Yep, I was standing there in the gym doing nothing but talking to the trainer. I told him I was feeling a little dizzy and they laid me down on the floor and propped my legs up. They freaked out when they couldn't get a BP and called 911. While waiting, they were pouring bottles of H2O down me. Then, the EMTs got there and I heard one shout to the other "I can't get a blood pressure." LOL, I was lying there thinking, that doesn't sound good! The paramedics arrived shortly and they got one at 52/48. When they got me in the ambulance, I remember the paramedic saying this is going to hurt and wow, was he right. He inserted a 16 gauge needle to get the fluids going wide open. They kept me in the ER for 2 hours with fluids running. They discharged me when my BP was 78/60. The discharge note said my dx was an anxiety attack. Crazy! That was back in 2001....I just looked at my physician's follow up records and my BPS ran 78/58, 90/50, 90/62, 90/56, and 88/52. These were all sitting down. What does it mean when you have a pulse presure that's narrow?

Thanks! I didn't know that. It also happens with the one in the doctor's office that they use. Once when I fell out at the gym, the EMTs couldn't get a BP, but when the parametics got there, it they were able to get it at 52/48 (which was at least 5 minutes after I first went down.

I am totally confused on this point regarding BP and HR. My heart rate shoots up sky high, but my BP drops to non-measurable within the first 3 minutes of standing. For instance, the last time I took a shower, I started getting a bad headache and nausea. I got out, measured my HR which was 168 and my BP had dropped too low to measure. That means, my HR is shooting up more than 50 points AND my BP is dropping at least 50 points. Does that mean I have POTS with orthostatic hypotention or orthostatic hypotention with compensary HR increase?

I was 3 years old the first time I fainted, so I am thinking it was something I was born with that causes the messages to not be sent correctly, so much so, that the messed up messages eventually involved my pituitary, my adrenal gland and my kidneys.
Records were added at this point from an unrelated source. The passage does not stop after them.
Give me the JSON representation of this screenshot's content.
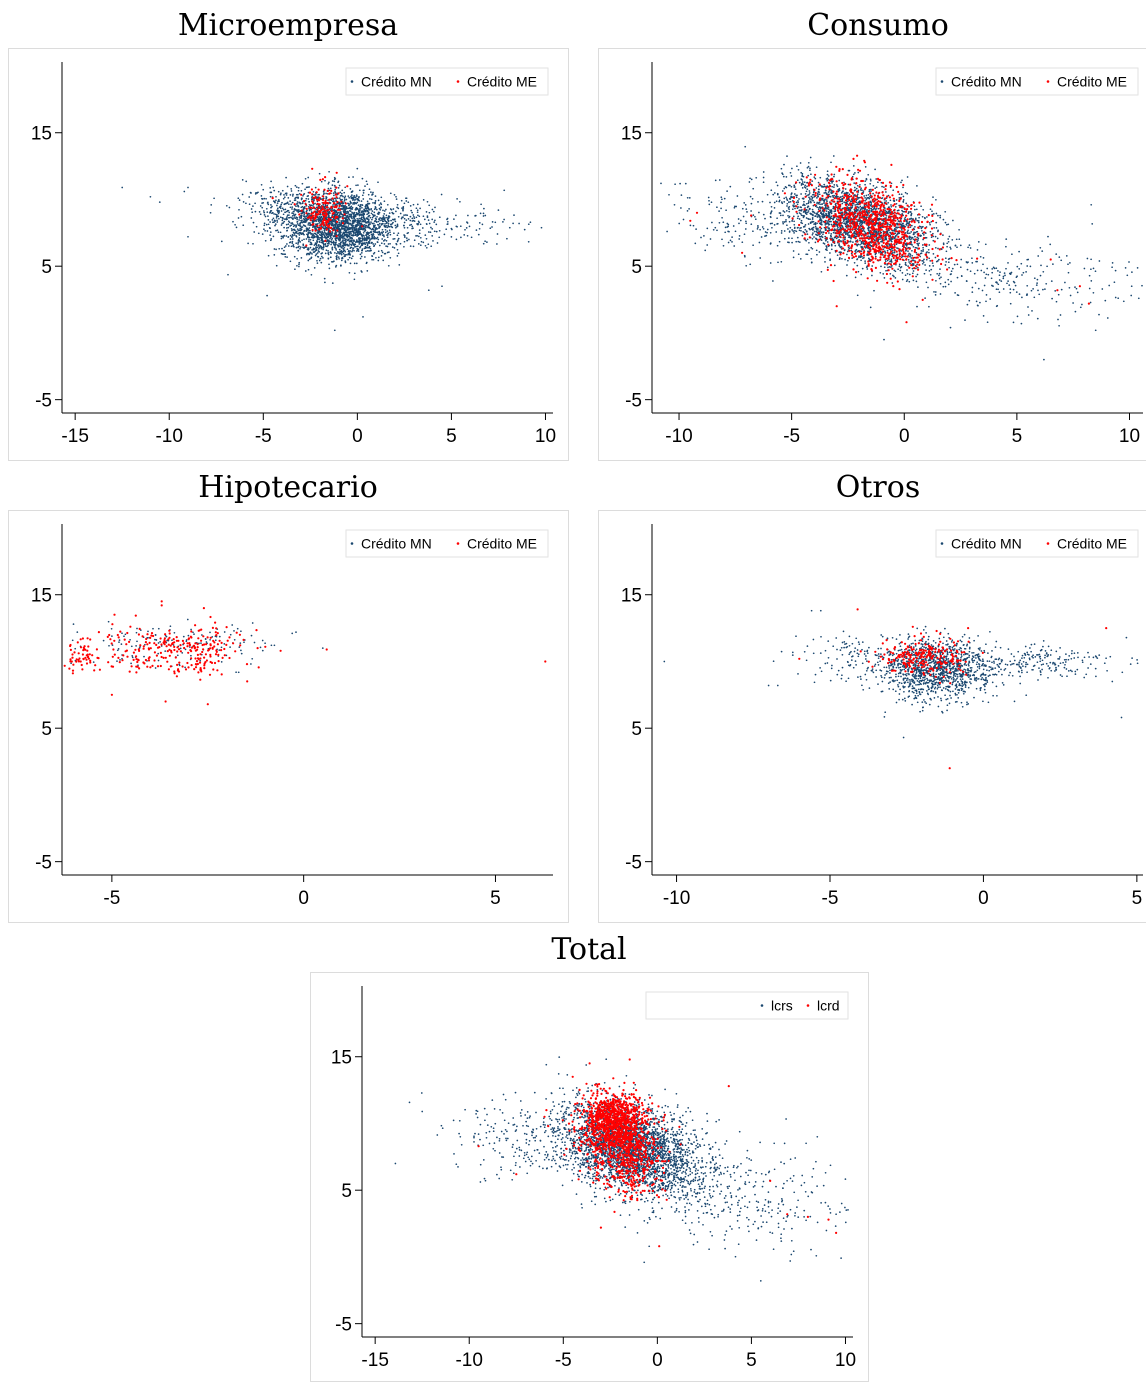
{
  "chart_data": [
    {
      "type": "scatter",
      "title": "Microempresa",
      "xlim": [
        -15.7,
        10.4
      ],
      "ylim": [
        -6,
        20.3
      ],
      "xticks": [
        -15,
        -10,
        -5,
        0,
        5,
        10
      ],
      "yticks": [
        -5,
        5,
        15
      ],
      "legend": "top-right",
      "series": [
        {
          "name": "Crédito MN",
          "color": "#1a476f",
          "clusters": [
            {
              "cx": -1.0,
              "cy": 8.0,
              "sx": 1.5,
              "sy": 1.3,
              "n": 2200,
              "rho": 0
            },
            {
              "cx": 2.5,
              "cy": 8.2,
              "sx": 2.8,
              "sy": 0.9,
              "n": 300,
              "rho": 0
            },
            {
              "cx": -3.8,
              "cy": 9.5,
              "sx": 1.2,
              "sy": 1.0,
              "n": 250,
              "rho": 0
            }
          ],
          "points": [
            [
              -12.5,
              10.9
            ],
            [
              -11,
              10.2
            ],
            [
              -10.5,
              9.8
            ],
            [
              -9.2,
              10.6
            ],
            [
              -9,
              10.9
            ],
            [
              -7.8,
              9.0
            ],
            [
              -9,
              7.2
            ],
            [
              -6.5,
              8.1
            ],
            [
              -6.8,
              9.4
            ],
            [
              -4.8,
              2.8
            ],
            [
              -1.2,
              0.2
            ],
            [
              0.3,
              1.2
            ],
            [
              7.8,
              8.5
            ],
            [
              7.5,
              9.2
            ],
            [
              6.5,
              7.8
            ],
            [
              4.5,
              3.5
            ],
            [
              3.8,
              3.2
            ],
            [
              9.2,
              8.3
            ],
            [
              6.8,
              8.8
            ],
            [
              5.5,
              8.0
            ]
          ]
        },
        {
          "name": "Crédito ME",
          "color": "#ff0000",
          "clusters": [
            {
              "cx": -1.8,
              "cy": 9.2,
              "sx": 0.55,
              "sy": 0.9,
              "n": 160,
              "rho": 0
            }
          ],
          "points": [
            [
              -2.4,
              12.3
            ],
            [
              -1.1,
              12.0
            ],
            [
              -4.5,
              10.1
            ]
          ]
        }
      ]
    },
    {
      "type": "scatter",
      "title": "Consumo",
      "xlim": [
        -11.2,
        10.6
      ],
      "ylim": [
        -6,
        20.3
      ],
      "xticks": [
        -10,
        -5,
        0,
        5,
        10
      ],
      "yticks": [
        -5,
        5,
        15
      ],
      "legend": "top-right",
      "series": [
        {
          "name": "Crédito MN",
          "color": "#1a476f",
          "clusters": [
            {
              "cx": -2.0,
              "cy": 8.3,
              "sx": 1.7,
              "sy": 1.6,
              "n": 2400,
              "rho": -0.45
            },
            {
              "cx": 4.5,
              "cy": 4.0,
              "sx": 3.0,
              "sy": 1.5,
              "n": 260,
              "rho": -0.2
            },
            {
              "cx": -7.0,
              "cy": 8.0,
              "sx": 1.8,
              "sy": 1.5,
              "n": 160,
              "rho": -0.3
            }
          ],
          "points": [
            [
              -10.8,
              11.2
            ],
            [
              -10.2,
              9.6
            ],
            [
              -9.8,
              8.5
            ],
            [
              6.2,
              -2.0
            ],
            [
              8.5,
              0.2
            ],
            [
              5.2,
              0.7
            ],
            [
              -0.9,
              -0.5
            ],
            [
              10.1,
              3.5
            ],
            [
              9.5,
              2.6
            ],
            [
              8.3,
              9.6
            ],
            [
              7.6,
              1.6
            ]
          ]
        },
        {
          "name": "Crédito ME",
          "color": "#ff0000",
          "clusters": [
            {
              "cx": -1.5,
              "cy": 8.0,
              "sx": 1.3,
              "sy": 1.7,
              "n": 800,
              "rho": -0.4
            }
          ],
          "points": [
            [
              -9.5,
              8.4
            ],
            [
              -9.2,
              9.0
            ],
            [
              -7.2,
              6.0
            ],
            [
              -6.8,
              8.8
            ],
            [
              -3,
              2.0
            ],
            [
              0.1,
              0.8
            ],
            [
              6.5,
              5.5
            ],
            [
              7.8,
              3.5
            ],
            [
              8.2,
              2.2
            ],
            [
              6.8,
              3.2
            ]
          ]
        }
      ]
    },
    {
      "type": "scatter",
      "title": "Hipotecario",
      "xlim": [
        -6.3,
        6.5
      ],
      "ylim": [
        -6,
        20.3
      ],
      "xticks": [
        -5,
        0,
        5
      ],
      "yticks": [
        -5,
        5,
        15
      ],
      "legend": "top-right",
      "series": [
        {
          "name": "Crédito MN",
          "color": "#1a476f",
          "clusters": [
            {
              "cx": -3.2,
              "cy": 11.2,
              "sx": 1.2,
              "sy": 0.8,
              "n": 150,
              "rho": 0
            }
          ],
          "points": [
            [
              -0.3,
              12.1
            ],
            [
              -0.2,
              12.2
            ],
            [
              -6,
              12.8
            ],
            [
              -5.9,
              12.2
            ],
            [
              -5,
              11.9
            ],
            [
              -4.8,
              11.6
            ],
            [
              0.5,
              11.0
            ]
          ]
        },
        {
          "name": "Crédito ME",
          "color": "#ff0000",
          "clusters": [
            {
              "cx": -2.8,
              "cy": 11.0,
              "sx": 0.6,
              "sy": 0.9,
              "n": 150,
              "rho": 0
            },
            {
              "cx": -5.8,
              "cy": 10.6,
              "sx": 0.25,
              "sy": 0.7,
              "n": 55,
              "rho": 0
            },
            {
              "cx": -4.2,
              "cy": 10.8,
              "sx": 0.6,
              "sy": 0.9,
              "n": 110,
              "rho": 0
            }
          ],
          "points": [
            [
              -3.7,
              14.5
            ],
            [
              -3.7,
              14.2
            ],
            [
              -2.6,
              14.0
            ],
            [
              -1.2,
              11.0
            ],
            [
              -1.0,
              11.1
            ],
            [
              -0.6,
              10.8
            ],
            [
              0.6,
              10.9
            ],
            [
              6.3,
              10.0
            ],
            [
              -2.5,
              6.8
            ],
            [
              -3.6,
              7.0
            ],
            [
              -5.0,
              7.5
            ]
          ]
        }
      ]
    },
    {
      "type": "scatter",
      "title": "Otros",
      "xlim": [
        -10.8,
        5.2
      ],
      "ylim": [
        -6,
        20.3
      ],
      "xticks": [
        -10,
        -5,
        0,
        5
      ],
      "yticks": [
        -5,
        5,
        15
      ],
      "legend": "top-right",
      "series": [
        {
          "name": "Crédito MN",
          "color": "#1a476f",
          "clusters": [
            {
              "cx": -1.6,
              "cy": 9.4,
              "sx": 0.9,
              "sy": 1.1,
              "n": 1200,
              "rho": 0
            },
            {
              "cx": 1.5,
              "cy": 10.0,
              "sx": 1.5,
              "sy": 0.6,
              "n": 220,
              "rho": 0
            },
            {
              "cx": -4.2,
              "cy": 10.2,
              "sx": 1.1,
              "sy": 1.0,
              "n": 120,
              "rho": 0
            }
          ],
          "points": [
            [
              -10.4,
              10.0
            ],
            [
              -7.0,
              8.2
            ],
            [
              -6.7,
              8.2
            ],
            [
              -5.6,
              13.8
            ],
            [
              -5.3,
              13.8
            ],
            [
              4.5,
              5.8
            ],
            [
              4.8,
              9.8
            ],
            [
              3.5,
              9.8
            ],
            [
              4.2,
              8.5
            ],
            [
              -2.6,
              4.3
            ],
            [
              -3.2,
              6.2
            ]
          ]
        },
        {
          "name": "Crédito ME",
          "color": "#ff0000",
          "clusters": [
            {
              "cx": -2.0,
              "cy": 10.3,
              "sx": 0.7,
              "sy": 0.7,
              "n": 220,
              "rho": 0
            }
          ],
          "points": [
            [
              -4.1,
              13.9
            ],
            [
              4.0,
              12.5
            ],
            [
              -1.1,
              2.0
            ],
            [
              -6.0,
              10.2
            ],
            [
              -2.3,
              12.6
            ],
            [
              -0.5,
              12.5
            ]
          ]
        }
      ]
    },
    {
      "type": "scatter",
      "title": "Total",
      "xlim": [
        -15.7,
        10.4
      ],
      "ylim": [
        -6,
        20.3
      ],
      "xticks": [
        -15,
        -10,
        -5,
        0,
        5,
        10
      ],
      "yticks": [
        -5,
        5,
        15
      ],
      "legend": "top-right",
      "series": [
        {
          "name": "lcrs",
          "color": "#1a476f",
          "clusters": [
            {
              "cx": -1.5,
              "cy": 8.2,
              "sx": 1.8,
              "sy": 1.7,
              "n": 3000,
              "rho": -0.35
            },
            {
              "cx": 3.5,
              "cy": 5.0,
              "sx": 3.0,
              "sy": 2.0,
              "n": 380,
              "rho": -0.3
            },
            {
              "cx": -6.5,
              "cy": 8.5,
              "sx": 2.2,
              "sy": 1.5,
              "n": 240,
              "rho": -0.3
            }
          ],
          "points": [
            [
              -12.5,
              10.9
            ],
            [
              -10.5,
              10.2
            ],
            [
              -9.5,
              9.2
            ],
            [
              5.5,
              -1.8
            ],
            [
              7.8,
              3.0
            ],
            [
              9.5,
              3.2
            ],
            [
              9.8,
              4.0
            ],
            [
              8.5,
              9.0
            ],
            [
              -0.7,
              -0.4
            ]
          ]
        },
        {
          "name": "lcrd",
          "color": "#ff0000",
          "clusters": [
            {
              "cx": -2.0,
              "cy": 8.6,
              "sx": 1.0,
              "sy": 1.8,
              "n": 900,
              "rho": -0.3
            },
            {
              "cx": -2.4,
              "cy": 10.4,
              "sx": 0.8,
              "sy": 0.9,
              "n": 500,
              "rho": 0
            }
          ],
          "points": [
            [
              -6,
              10.5
            ],
            [
              -5.8,
              9.8
            ],
            [
              -5.9,
              11.0
            ],
            [
              -4.5,
              13.5
            ],
            [
              -3.6,
              14.5
            ],
            [
              -9.5,
              8.3
            ],
            [
              -7.5,
              6.2
            ],
            [
              -3.0,
              2.2
            ],
            [
              0.1,
              0.8
            ],
            [
              3.8,
              12.8
            ],
            [
              6.0,
              5.7
            ],
            [
              8.0,
              3.0
            ],
            [
              9.1,
              2.8
            ],
            [
              6.9,
              3.2
            ],
            [
              9.5,
              1.8
            ]
          ]
        }
      ]
    }
  ]
}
I was reading (is it Dr. Rowe?)at Johns Hopkins treatment plans last night and he stated that some patients get help with IV therapy once a week. Do you have to have a port put in for that? I was thinking if I could get the IV therapy it might give me the boast I need to get over the "hump" of the latest severe flare.
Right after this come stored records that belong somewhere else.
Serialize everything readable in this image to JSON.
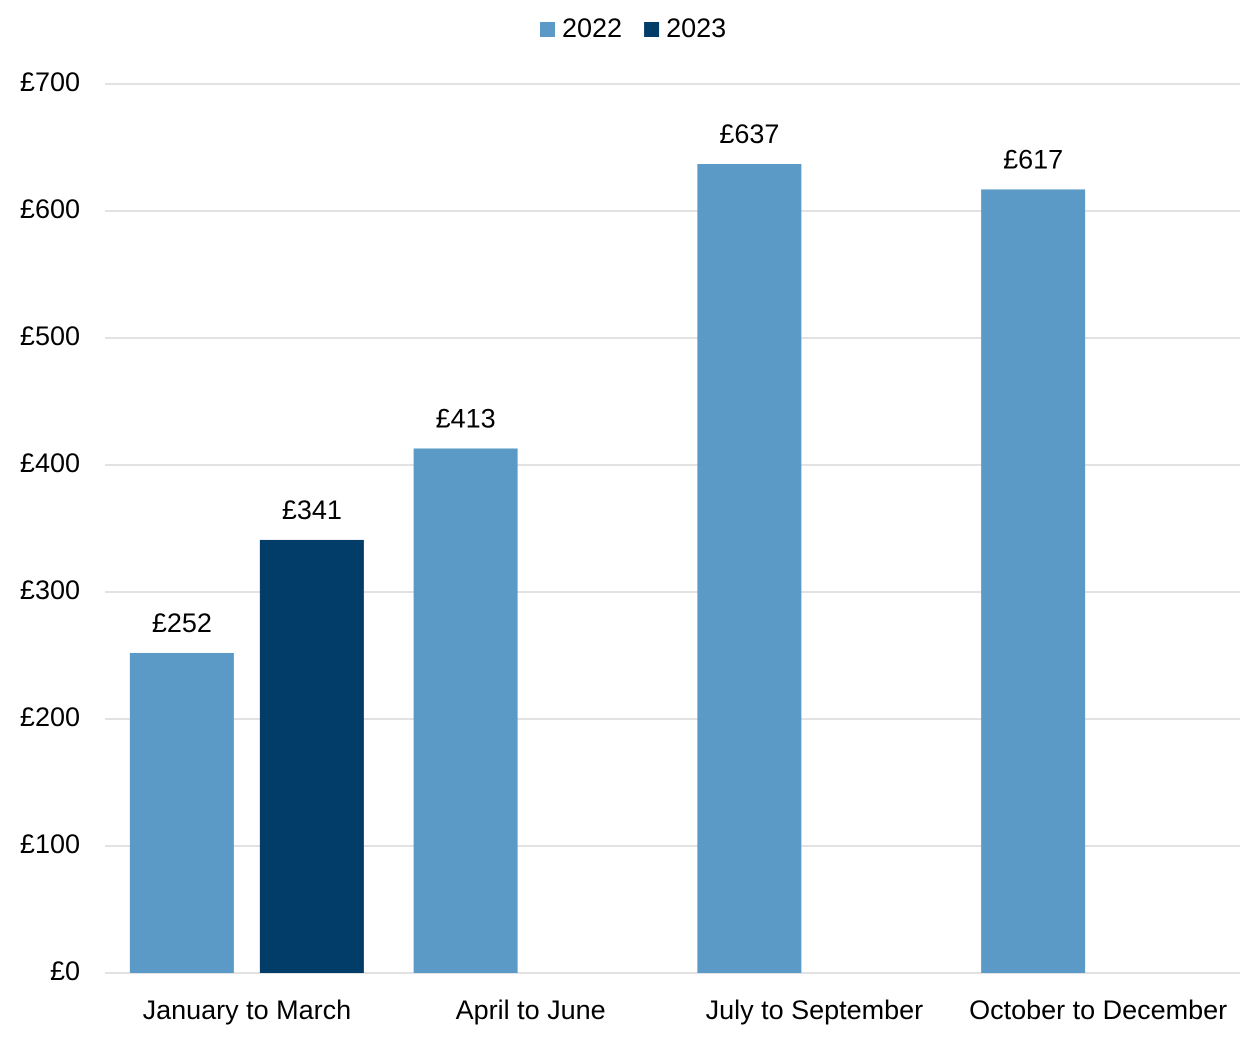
{
  "chart_data": {
    "type": "bar",
    "categories": [
      "January to March",
      "April to June",
      "July to September",
      "October to December"
    ],
    "series": [
      {
        "name": "2022",
        "color": "#5b9ac7",
        "values": [
          252,
          413,
          637,
          617
        ],
        "value_labels": [
          "£252",
          "£413",
          "£637",
          "£617"
        ]
      },
      {
        "name": "2023",
        "color": "#023c68",
        "values": [
          341,
          null,
          null,
          null
        ],
        "value_labels": [
          "£341",
          null,
          null,
          null
        ]
      }
    ],
    "ylim": [
      0,
      700
    ],
    "yticks": [
      {
        "value": 0,
        "label": "£0"
      },
      {
        "value": 100,
        "label": "£100"
      },
      {
        "value": 200,
        "label": "£200"
      },
      {
        "value": 300,
        "label": "£300"
      },
      {
        "value": 400,
        "label": "£400"
      },
      {
        "value": 500,
        "label": "£500"
      },
      {
        "value": 600,
        "label": "£600"
      },
      {
        "value": 700,
        "label": "£700"
      }
    ],
    "grid": true,
    "legend": "top"
  }
}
I don't really understand all this, but I did want to chime in and say that I, too, have low aldosterone and low renin and I just caught myself holding my breath when I was walking. I didn't even realize I was doing it. Weird.

So, with all these issues - what do you do for them? Is florneff and salt your only solutions? Do you also use DHEA or pregnonolone? I asked my husband last week about going to him. He said we could. He works in LA some of the time, so it wouldn't be hard to get there. He must be taking insurance now, because he came up as a provider for my insurance. First, I think I'll continue with the neuro visit I have scheduled and if that doesn't give me the answers I need - then he will be next Sorry, I left that part out! For my pituitary failure: estradiol, progesterone, testosterone, and thyroid meds. For my adrenal failure: DHEA and Florinef with Thermotabs. Plus I took Klonopin and 25 mg of Trazadone for restorative sleep. That regimen kept me upright from 2003 until August of 2009. For reasons unknown to me, last August I started having headaches and nausea that appeared to be orthostatic in nature. I don't know if my symptoms are from my HR rising (last time I was in the shower when I got out my HR was 168), but when I got downstairs and took my BP, it wouldn't register it had dropped so far. Chicken or the egg?? Either way, neither is "normal". Hope this helps.